Plot: In 1984, the Prime Minister of the UK celebrates the unveiling of his own Statue with cementing in place a time capsule containing important artifacts of 20th Century culture. Centuries later mankind has passed through a series of wars to emerge in a new ‘Golden Age’ were war is a thing of the past and disease is eradicated. Two archaeologists find the 1984 Capsule and take the unopened box to the ‘Science Centre’ for further investigation. At the Centre this relic from ‘the Dark Ages‘ is immediately deemed to be dangerous and unsuitable for opening.

Shock: One of the Archaeologists rebels, she condemns the attitude of refusing to open the box as ‘being frightened of the unknown‘. In secret she opens the box and she and her colleagues marvel at the culture contained within, claiming that ‘There is nothing dangerous about these things‘. However within minutes the time-sealed bacteria has ravaged their bodies and killed them.

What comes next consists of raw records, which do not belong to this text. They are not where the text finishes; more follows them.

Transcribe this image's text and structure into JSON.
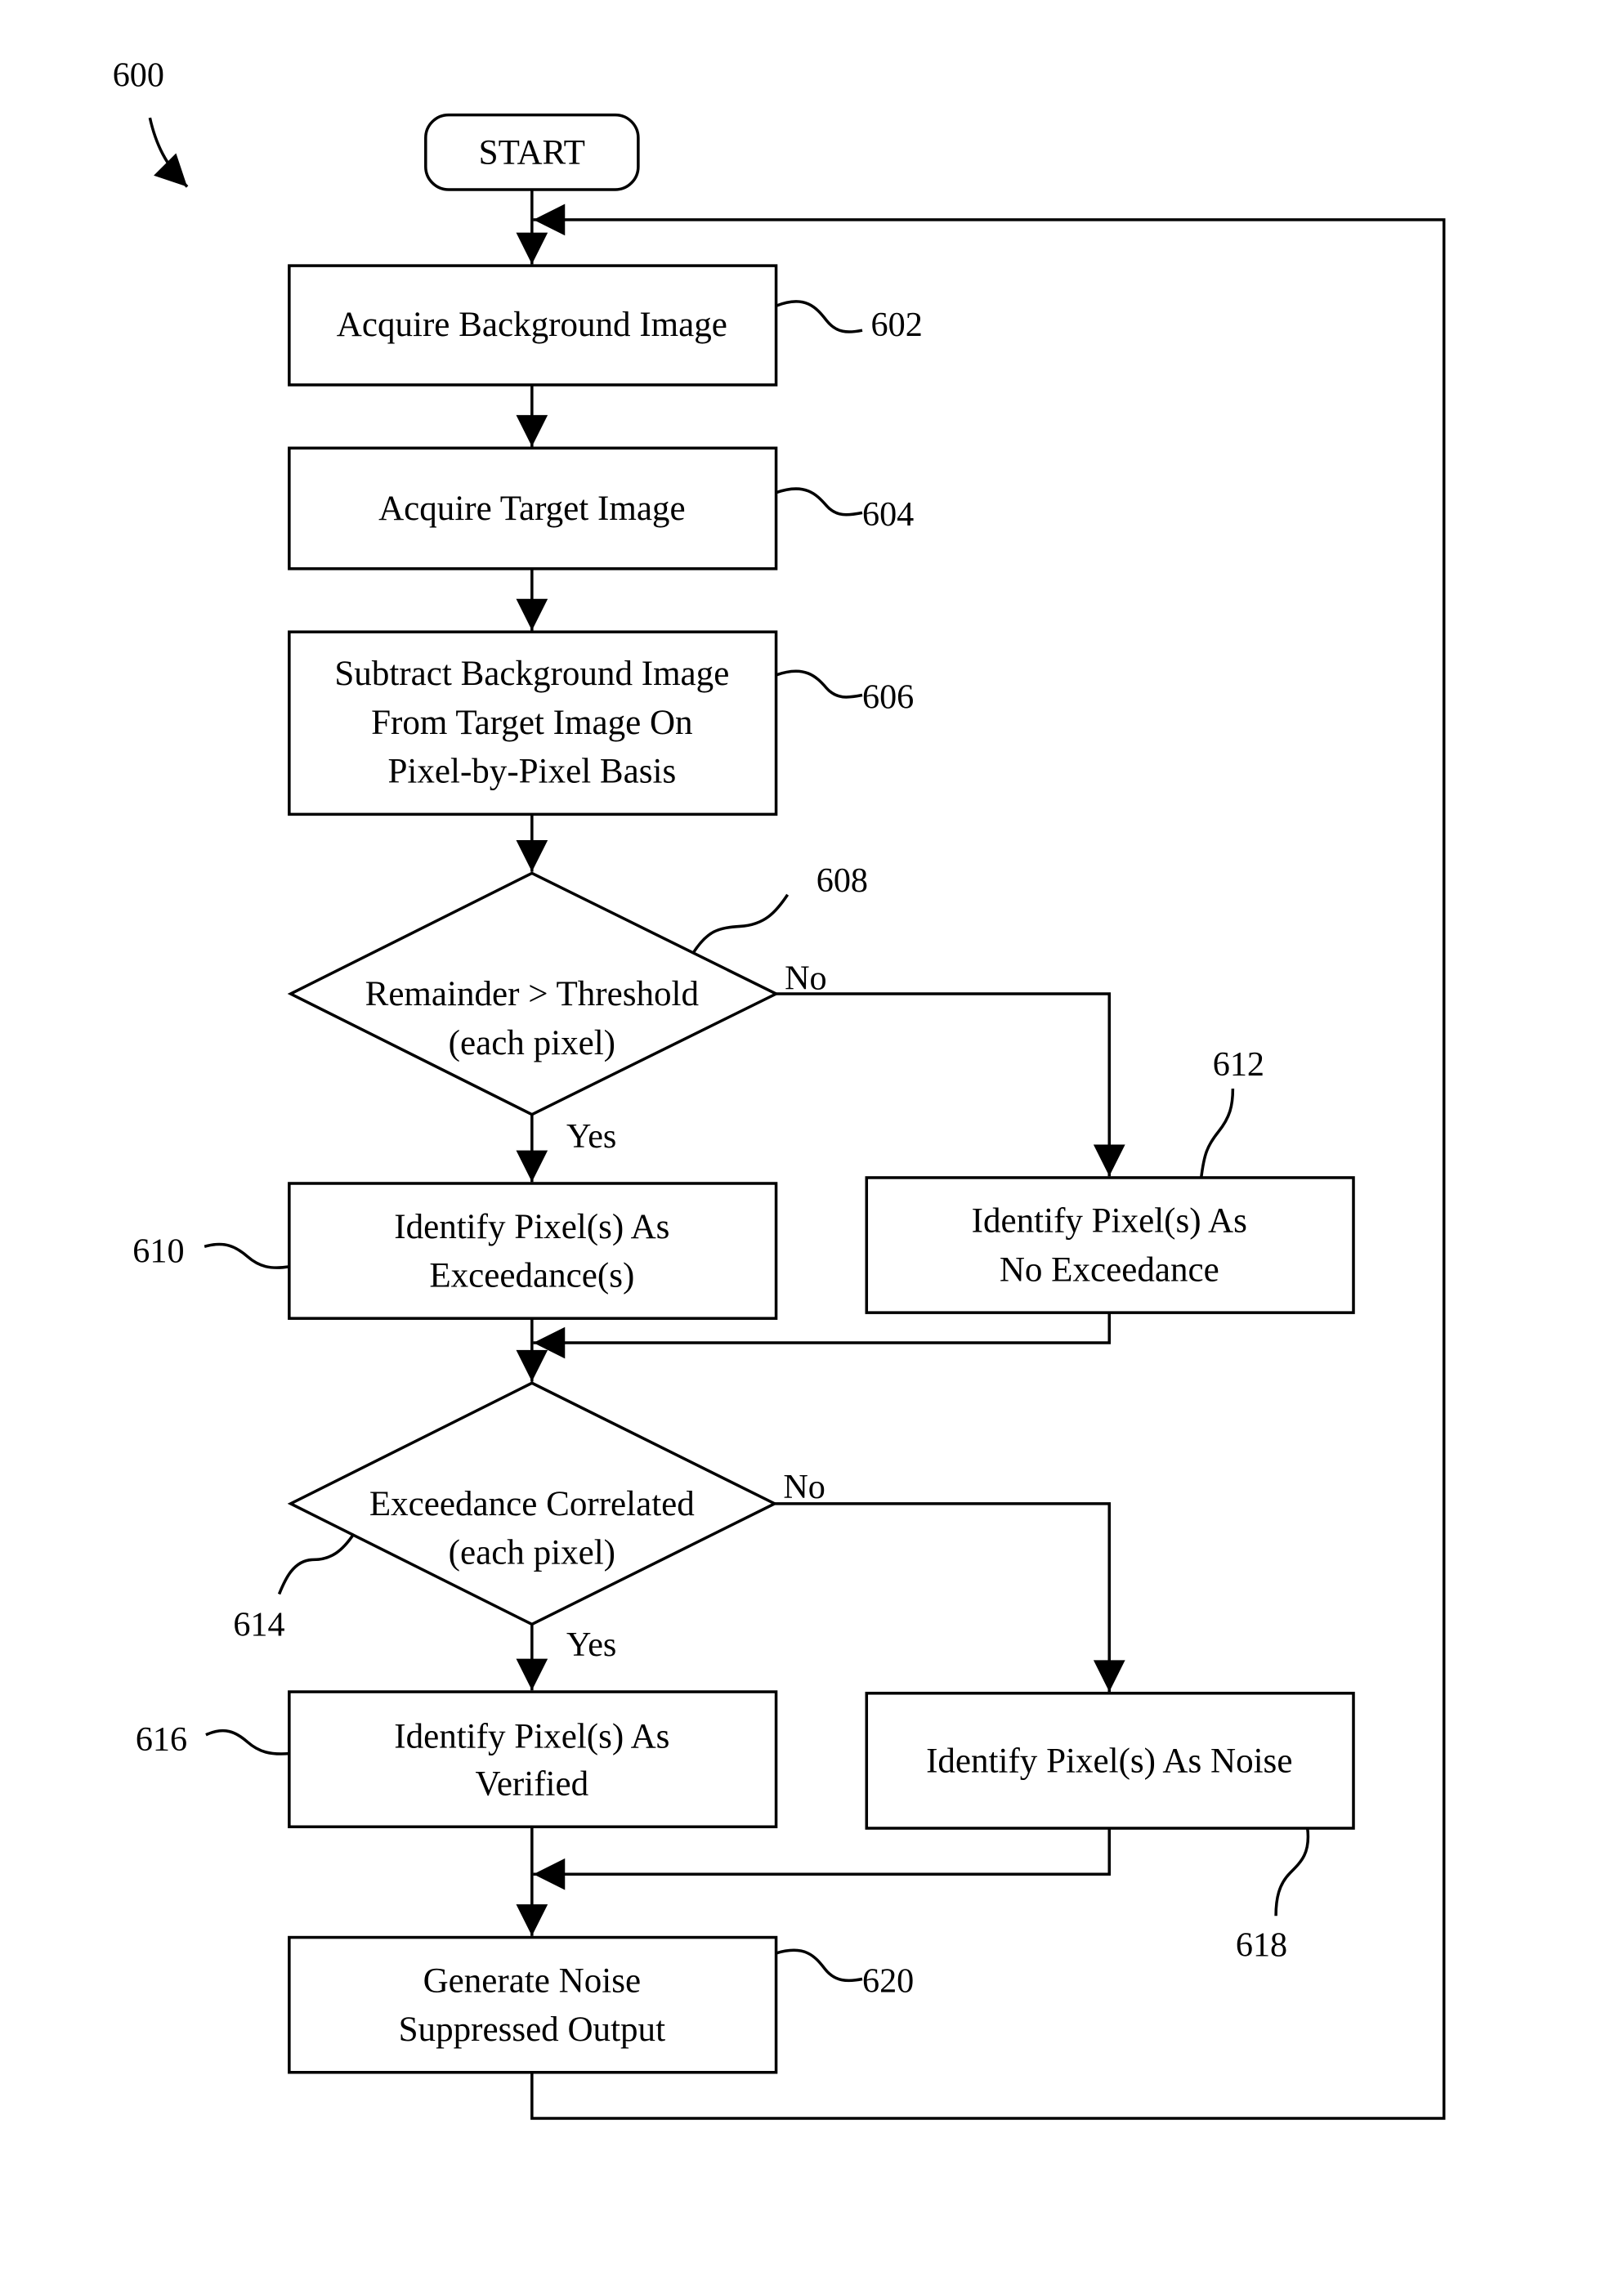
{
  "figure": {
    "ref": "600"
  },
  "nodes": {
    "start": {
      "label": "START"
    },
    "n602": {
      "ref": "602",
      "lines": [
        "Acquire Background Image"
      ]
    },
    "n604": {
      "ref": "604",
      "lines": [
        "Acquire Target Image"
      ]
    },
    "n606": {
      "ref": "606",
      "lines": [
        "Subtract Background Image",
        "From Target Image On",
        "Pixel-by-Pixel Basis"
      ]
    },
    "n608": {
      "ref": "608",
      "lines": [
        "Remainder > Threshold",
        "(each pixel)"
      ]
    },
    "n610": {
      "ref": "610",
      "lines": [
        "Identify Pixel(s) As",
        "Exceedance(s)"
      ]
    },
    "n612": {
      "ref": "612",
      "lines": [
        "Identify Pixel(s) As",
        "No Exceedance"
      ]
    },
    "n614": {
      "ref": "614",
      "lines": [
        "Exceedance Correlated",
        "(each pixel)"
      ]
    },
    "n616": {
      "ref": "616",
      "lines": [
        "Identify Pixel(s) As",
        "Verified"
      ]
    },
    "n618": {
      "ref": "618",
      "lines": [
        "Identify Pixel(s) As Noise"
      ]
    },
    "n620": {
      "ref": "620",
      "lines": [
        "Generate Noise",
        "Suppressed Output"
      ]
    }
  },
  "edges": {
    "d608_yes": "Yes",
    "d608_no": "No",
    "d614_yes": "Yes",
    "d614_no": "No"
  }
}
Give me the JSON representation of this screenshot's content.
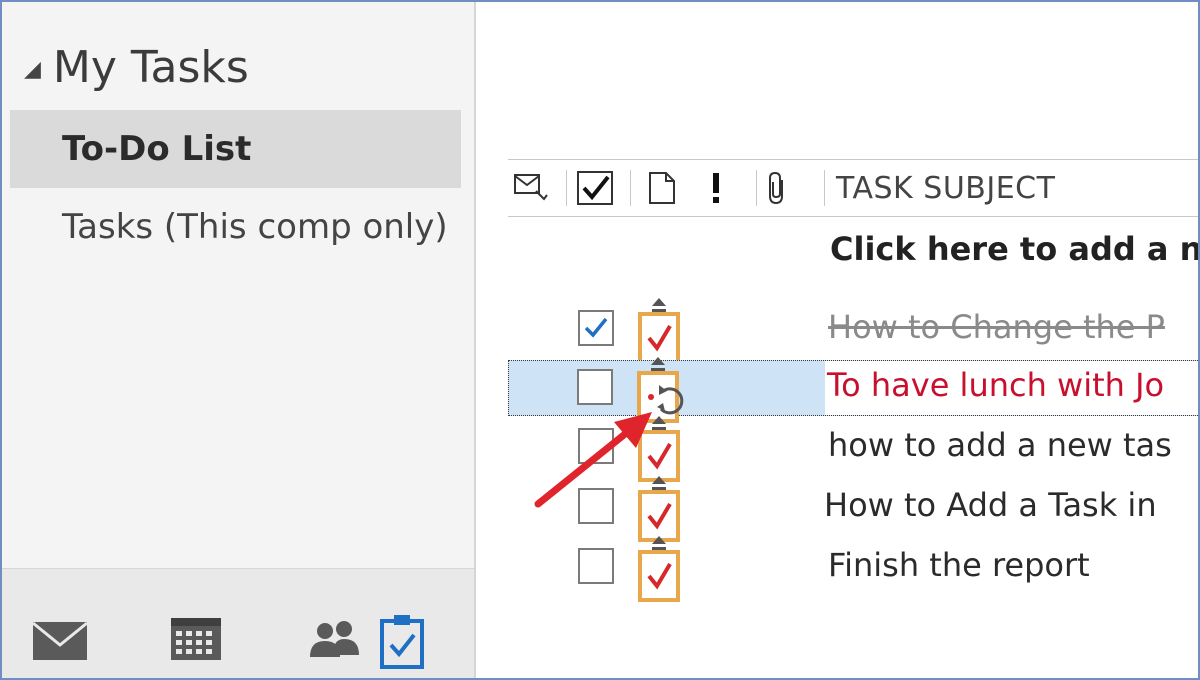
{
  "nav": {
    "header": "My Tasks",
    "items": [
      {
        "label": "To-Do List",
        "selected": true
      },
      {
        "label": "Tasks (This comp only)",
        "selected": false
      }
    ],
    "modules": [
      "mail-icon",
      "calendar-icon",
      "people-icon",
      "tasks-icon"
    ]
  },
  "list": {
    "columns": {
      "subject": "TASK SUBJECT"
    },
    "add_placeholder": "Click here to add a ne",
    "tasks": [
      {
        "subject": "How to Change the P",
        "completed": true
      },
      {
        "subject": "To have lunch with Jo",
        "completed": false,
        "selected": true,
        "recurring": true
      },
      {
        "subject": "how to add a new tas",
        "completed": false
      },
      {
        "subject": "How to Add a Task in",
        "completed": false
      },
      {
        "subject": "Finish the report",
        "completed": false
      }
    ]
  },
  "colors": {
    "accent": "#1f6fc4",
    "task_icon_orange": "#e8a74a",
    "check_red": "#d6282b",
    "selected_row": "#cfe3f6",
    "overdue_text": "#c8102e"
  }
}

Thoughts: Mike Cruden repeats the ‘gruesome’ final panel trick of FS 43 hinting that the astounding rotting corpse by Belardinelli had been a big hit with the readers. Mike White, best known as the artist of Alan Moore’s Abelard Snazz, turns in a nicely horrific pair of decayed bodies in a final panel which is much the best element of the tale. His first work for 2000AD is marred only  by poor layout on the first page that necessitates horrible direction arrows to guide the reader’s eye. Otherwise the strip is well drawn if in a slightly dated orthodox ‘boys comic’ style. Cruden’s strip falls into his series of ‘adults suffering horrific fates’ and while the War Of The World lesson may be clichéd to an adult it probably was pretty eye-opening to a young reader. The strip uses two and a half pages to cram in a lot of elements, from the counter-factual British Prime Minister to the final opening of the capsule and death. Chosing to introduce the main characters on page two is a brave move, leaving page one to be packed full of the alternate history detail but suffering perhaps from a lack of time to establish any character in the various protagonists. Indeed it is only in the fourth panel of the second page that we learn our main protagonist is not only an archaeologist but a very young very pretty Professor. Up until that point the two scientists doing field work resemble more a curious courting couple in a forest, not least because one is seen strumming a Lyre. Maybe it is some sort of high-tech future archaeological kit that just happens to look like a Lyre. Given this lack of characters to invest in, the strip simply turns on the success of the idea and in the context of 1978’s 2000AD it may not be original but it is effectively deployed by the image of the  rotting corpses.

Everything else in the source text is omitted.